How often we pass this scene at southeast corner of Trade and Church streets (on the south side of the creek on the Robert Lindsey Tower property) without a thought, except how beautiful it is. Few realize a double hanging took place here in 1856.
Daniel Delaney was murdered in January and his murderers, George Beale and George Baker, were convicted by Judge Reuben Boise. A witness to the murder was a young black boy, Jack, son of Rachel Belden Brooks. His testimony was at first refused on the grounds that negroes could not understand the law in a criminal trail of a white man, but was later allowed. The well-attended double public hanging took place in May at this location. It attracted families, bringing picnic baskets for lunch, from as far as 20 miles away. After this public execution, there were no murders in Marion County for twenty years. - The Watkins-Dearborn Building is erected at the northeast corner of State and Commercial Streets. Part of the original facade can be seen at 110 Commercial Street. R. H. Dearborn, a harness-maker, purchased this property on 1875 and occupied it until 1910. Afterward it housed the Holland Bakery. In 1931 it became the location of the Real Estate and General Insurance offices of Edward Rothstein and Samuel Adolph, prominent Salem businessmen.

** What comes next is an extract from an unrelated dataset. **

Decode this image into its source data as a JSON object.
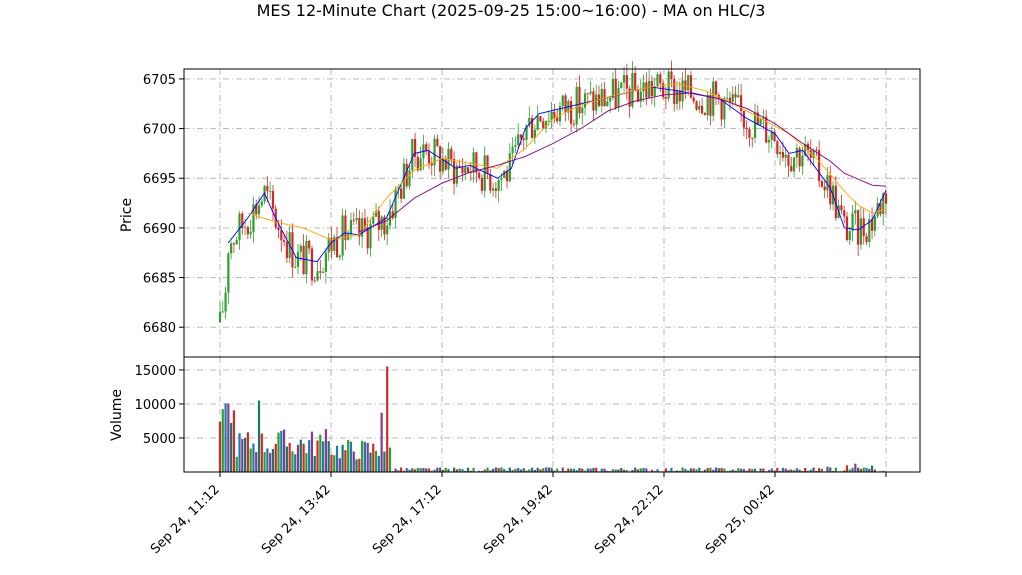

Mr. Rothstein was also chairman of the city’s first water commission. Mr. Adolph was son of one of Salem’s first brewers and is remembered today for the beautiful home he built in 1878 at 2493 State Street. This NEN neighborhood property was listed on the National Register in 1978.
- Lucyanna Grubbs, Jason Lee’s daughter and a graduate of Willamette University, follows Mrs. Chloe Willson as “Governess of the Ladies Department” of that institution.